Morir Ghanto (Fish head cooked in with rice)

Morir Ghanto (Fish head cooked in with rice)
Ingredients
1 big fish head
1 big onion finely sliced
1 tomato chopped
1/2 tsp garlic paste
1/2 tsp ginger paste
1/2 tsp chilli paste
Mustard oil for frying the fish head
1 big cup basmati rice
Salt to taste
1/2 tsp turmeric powder
1/2 tsp cumin powder
1/2 tsp coriander powder
1/2 tsp garam masala powder
1/2 tsp sugar
1 tbsp ghee
1 tsp broken Kaju
1 tsp resins
Chopped Coriander leaves for garnishing
Method
Add salt and use half the turmeric and  apply to the fish head. Heat the mustard oil and fry the fish head and keep it aside. Now take out the excess mustard oil and just keep 2 tbsp of mustard oil in the pan. Add sliced onions and saute it for some time, then add garlic, ginger and chilli paste and chopped tomato. Saute again for some time and add all the powder masalas , tumeric, sugar and salt. Mix it well and add 2 glass of water and fish head. Boil it well and add the rice and cook till done.
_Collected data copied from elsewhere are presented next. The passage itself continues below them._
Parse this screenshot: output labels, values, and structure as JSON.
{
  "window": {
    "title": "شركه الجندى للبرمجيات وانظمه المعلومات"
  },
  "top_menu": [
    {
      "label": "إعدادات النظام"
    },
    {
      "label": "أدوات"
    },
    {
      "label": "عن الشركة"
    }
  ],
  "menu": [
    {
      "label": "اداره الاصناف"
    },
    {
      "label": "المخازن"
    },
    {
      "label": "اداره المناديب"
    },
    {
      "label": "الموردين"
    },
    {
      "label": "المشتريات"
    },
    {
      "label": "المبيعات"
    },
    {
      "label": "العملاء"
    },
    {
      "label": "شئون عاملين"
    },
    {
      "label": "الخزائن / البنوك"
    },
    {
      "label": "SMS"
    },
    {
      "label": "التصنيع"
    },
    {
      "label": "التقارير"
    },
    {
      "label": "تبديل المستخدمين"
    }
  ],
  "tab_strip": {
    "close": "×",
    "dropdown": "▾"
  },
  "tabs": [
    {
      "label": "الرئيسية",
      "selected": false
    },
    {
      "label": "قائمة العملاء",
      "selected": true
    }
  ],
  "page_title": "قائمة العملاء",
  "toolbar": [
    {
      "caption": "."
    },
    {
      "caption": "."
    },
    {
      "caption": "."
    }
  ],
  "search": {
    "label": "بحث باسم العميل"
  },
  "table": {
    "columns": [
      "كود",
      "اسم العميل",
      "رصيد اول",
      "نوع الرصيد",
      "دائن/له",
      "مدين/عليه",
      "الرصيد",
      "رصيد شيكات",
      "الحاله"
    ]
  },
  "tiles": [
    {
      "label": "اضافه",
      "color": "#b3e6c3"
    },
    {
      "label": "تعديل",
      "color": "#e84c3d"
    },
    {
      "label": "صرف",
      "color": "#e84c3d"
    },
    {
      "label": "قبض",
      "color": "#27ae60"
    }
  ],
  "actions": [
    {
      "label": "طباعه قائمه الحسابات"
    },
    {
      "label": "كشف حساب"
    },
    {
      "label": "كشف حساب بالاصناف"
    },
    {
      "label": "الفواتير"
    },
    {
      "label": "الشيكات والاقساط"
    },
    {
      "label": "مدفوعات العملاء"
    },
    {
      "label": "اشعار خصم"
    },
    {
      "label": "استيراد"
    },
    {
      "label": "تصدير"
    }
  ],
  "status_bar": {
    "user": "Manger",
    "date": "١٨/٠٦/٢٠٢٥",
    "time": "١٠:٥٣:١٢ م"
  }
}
Take a small pan and add ghee. Fry the Kaju and resin and add every thing along with ghee on the rice and sprinkle with garam masala powder. Mix it and garnish with coriander leaves.

Sunday 19 July 2015

kabsa

Kabsa
Few years back I had this dish in a restaurant while traveling from Dubai to Oman border. Just loved the dish. After that I never had it but it was always there in my mind. Finally I made this at home today.... On the occasion of Eid.. 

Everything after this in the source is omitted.